Martha Niedermann-Signer (1931 -2024)



Gestern Nacht schlief meine Mutter ein, und wachte nicht mehr auf. „Es sei Zeit“, hat sie gestern noch gesagt. Sie hatte recht, es war Zeit.

Hier ein Auszug aus meinem bald erscheinenden Roman „Buch Maloch“, der ihr gewidmet ist:

«Der erste Mensch, den ich arbeiten sah, war meine Mutter. Ohne einen Begriff davon zu haben, was «Arbeit» war. Es schien das zu sein, was die Frauen machen. Oder der Flückiger, der Lumpensammler, der zusammen mit einem haarigen Berner Sennenhund seinen Lumpensammlerkarren durch die Straßen zog, während die Frauen aus den Häusern traten und ihm ihr «Glump» übergaben. Um es später als in Behindertenheimen fabrizierte Teppiche wieder zurückzukaufen. Nicht dass ich damals schon davon gewusst hätte, so wie niemand genau wusste, was Väter so taten. Sie gingen am Morgen aus dem Haus, kamen am Mittag zum Essen und gingen wieder, um am Abend endgültig zurückzukehren. Sie gingen «zur Arbeit», wurde gesagt. Aber hatte sie jemand je arbeiten sehen? Wusste jemand genau, was sie taten, wenn sie nicht zu Hause waren? War ihre behauptete Arbeit nichts anderes als ein Gerücht? Von ihnen selber in Umlauf gebracht, damit sie erklären konnten, woher das Geld für Miete, Essen und all das Zeug, das wir brauchten, herkam? Vielleicht saßen sie in Kneipen und spielten Karten? Oder sie waren Kriminelle, die Zigaretten und Schnaps schmuggelten. Wer wollte das schon wissen?

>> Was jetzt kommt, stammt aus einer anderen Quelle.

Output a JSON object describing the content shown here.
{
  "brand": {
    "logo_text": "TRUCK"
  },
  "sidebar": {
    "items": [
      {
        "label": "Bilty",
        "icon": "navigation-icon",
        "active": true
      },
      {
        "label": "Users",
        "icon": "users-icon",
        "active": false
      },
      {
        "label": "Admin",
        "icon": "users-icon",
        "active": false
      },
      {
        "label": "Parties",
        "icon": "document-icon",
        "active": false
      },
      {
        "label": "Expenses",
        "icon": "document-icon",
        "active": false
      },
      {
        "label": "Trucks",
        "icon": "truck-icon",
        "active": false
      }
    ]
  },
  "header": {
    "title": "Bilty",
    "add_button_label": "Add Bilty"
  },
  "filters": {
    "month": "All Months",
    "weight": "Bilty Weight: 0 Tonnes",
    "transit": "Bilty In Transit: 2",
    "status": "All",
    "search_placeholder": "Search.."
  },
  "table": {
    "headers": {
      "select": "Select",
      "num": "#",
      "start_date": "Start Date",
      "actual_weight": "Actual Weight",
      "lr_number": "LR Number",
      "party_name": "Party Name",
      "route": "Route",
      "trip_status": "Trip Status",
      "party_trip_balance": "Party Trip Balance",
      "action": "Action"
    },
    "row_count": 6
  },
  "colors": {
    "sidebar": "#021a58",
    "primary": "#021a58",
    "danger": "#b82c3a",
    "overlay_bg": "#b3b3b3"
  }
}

Mütter kochten Essen. Gingen einkaufen. Trugen den vollen Wäschekorb in den Keller, hängten die feuchte Wäsche auf Wäscheleinen. Bügelten die Bettwäsche und die Kleider. Machten den Abwasch. Wechselten die Windeln der Kleinen. Fütterten sie. Holten den krachend lauten Staubsauger heraus und fuhrwerkten damit durch die Zimmer. Wedelten mit dem Feudel Staub von den Schränken. Jeden Tag aufs Neue.

Manchmal setzte sich meine Mutter kurz aufs Sofa. Immer mit einer Entschuldigung: «Ich muss mich kurz hinsetzen. Nur eine Minute.» Es war, als entschuldige sich ein Hungriger, dass er jetzt leider, leider etwas essen müsse. Tat sie etwas verbotenes? Ja. Sie arbeitete nicht. War es denn wirklich verboten, nicht zu arbeiten? Ja, war es. Arbeit war das Kreuz und die Auferstehung. In den Traueranzeigen hieß es von verstorbenen Frauen: Ihr Leben war Arbeit. Von Männern hieß es das nicht.»